The Securities and Exchange Commission is raising the bar for mutual fund companies’ compliance programs, having found 40% of such programs deficient in 2006, according to a new white paper from SEI Investments. Another reason the SEC has higher standards is because of its CCOutreach programs, which are meant to better educate fund compliance and regulatory staff.
All of this is despite the fact that the SEC hasn’t enacted any new rules this year. Of the 52 CCOs and fund executives that SEI surveyed, 84% said the SEC’s requests have become more onorous, asking for more information ahead of exams and tougher questions once examiners arrive.

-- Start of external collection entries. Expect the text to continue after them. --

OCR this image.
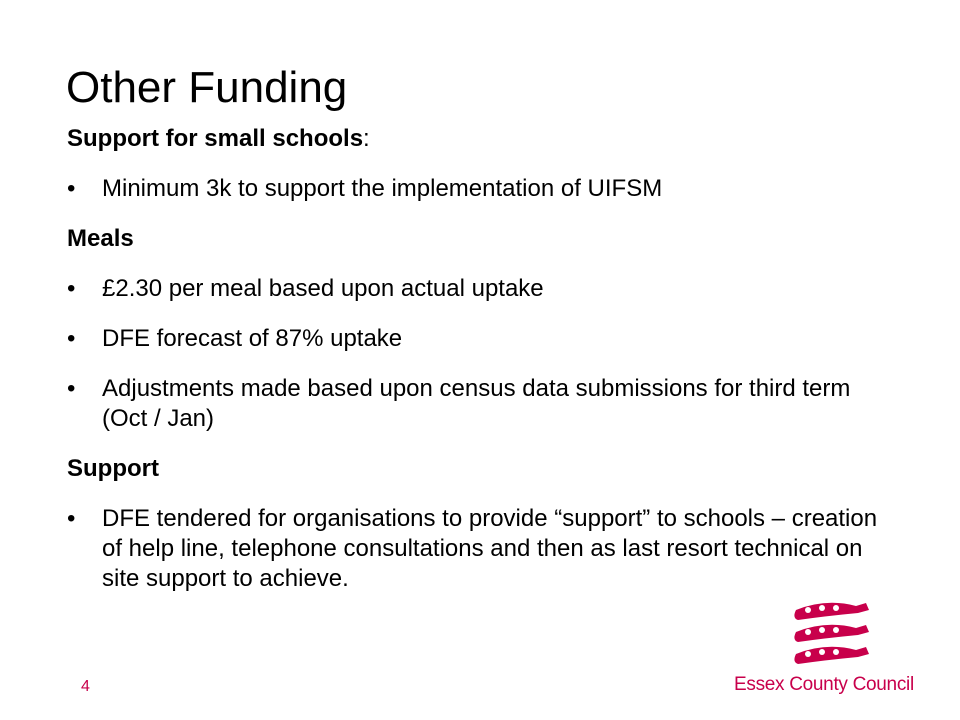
Other Funding
Support for small schools:
•	Minimum 3k to support the implementation of UIFSM
Meals
•	£2.30 per meal based upon actual uptake
•	DFE forecast of 87% uptake
•	Adjustments made based upon census data submissions for third term (Oct / Jan)
Support
•	DFE tendered for organisations to provide “support” to schools – creation of help line, telephone consultations and then as last resort technical on site support to achieve.
4	Essex County Council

“The SEC’s message to the industry is clear: It expects to see significant improvement in compliance programs,” said Jim Volk, chief compliance officer at SEI’s investment manager services division. “The bottom line is that senior management must be more involved with compliance, and CCOs have to be more alert than ever before. We’re in a new era of compliance that requires heightened awareness.”
One recommendation that SEI makes is to stay on top of the SEC’s key concerns, or hot-button issues, as these are always changing. Currently, according to SEI, the SEC is most concerned with the use of non-public information in investment decisions, undisclosed fee arrangements, soft-dollar brokerage arrangements, best execution, risk management, and pricing and valuation methods.
Firms should also have policies setting forth a firm-wide culture of compliance and annually audit their compliance programs for missing policies and procedures.